CPB provides the surgeon a hassle free time for adequate resection. Most cases described in literature have a short bypass time as cross field ventilation is established after sternotomy. Crossfield ventilation refers to ventilating the trachea distal to the obstruction or tumor once trachea is transected. This method leads to early weaning from bypass. However in our case the tumor being carinal, cross field ventilation was difficult to achieve. Moreover, release of inferior pulmonary ligaments for carinal reconstruction and end to end anastomosis required collapsed lungs and bloodless field. Thus, we could start ventilation and weaning of bypass only after resection of tumor and reconstruction of trachea.
The option of ventilation through tracheostomy and/or endobronchial ventilation was ruled out due to the site of tumor and degree of obstruction. Alternate methods of oxygenation like jet ventilation were also not considered because this may cause dislodgement of a part of tumor or may change position of tumor leading to further obstruction. Moreover, high-frequency jet ventilation may cause inadequate time for expiration leading to risk of air trapping and pneumothorax. Laser or endoscopic excision was not opted as any bleeding during the procedure or tumor edema during manipulation can be catastrophic.

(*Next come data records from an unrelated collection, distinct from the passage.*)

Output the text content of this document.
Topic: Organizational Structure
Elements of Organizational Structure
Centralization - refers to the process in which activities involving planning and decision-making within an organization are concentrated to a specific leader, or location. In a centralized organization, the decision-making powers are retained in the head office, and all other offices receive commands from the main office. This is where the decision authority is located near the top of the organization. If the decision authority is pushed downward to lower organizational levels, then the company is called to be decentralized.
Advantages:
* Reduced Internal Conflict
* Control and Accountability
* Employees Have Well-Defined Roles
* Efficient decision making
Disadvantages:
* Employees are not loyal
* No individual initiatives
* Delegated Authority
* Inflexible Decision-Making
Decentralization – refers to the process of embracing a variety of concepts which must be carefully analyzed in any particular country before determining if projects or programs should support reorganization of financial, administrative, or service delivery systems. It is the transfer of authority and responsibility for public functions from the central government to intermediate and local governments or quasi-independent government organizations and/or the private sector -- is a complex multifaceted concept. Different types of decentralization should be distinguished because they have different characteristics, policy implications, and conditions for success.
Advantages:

Since the nature of tumor was not known preoperatively a complete excision with good margin involving 3 tracheal cartilages was done. The carinal reconstruction was done with release of inferior pulmonary ligaments which provides extra length for end to end anastomosis.
Careful planning is required to avoid airway catastrophes in tracheal tumor patients. The institution of femorofemoral bypass in an awake patient under femoral nerve block and local anesthesia is a safe, efficient, and reliable method for anesthetizing these patients.
Declaration of patient consent
The authors certify that they have obtained all appropriate patient consent forms. In the form the patient(s) has/have given his/her/their consent for his/her/their images and other clinical information to be reported in the journal. The patients understand that their names and initials will not be published and due efforts will be made to conceal their identity, but anonymity cannot be guaranteed.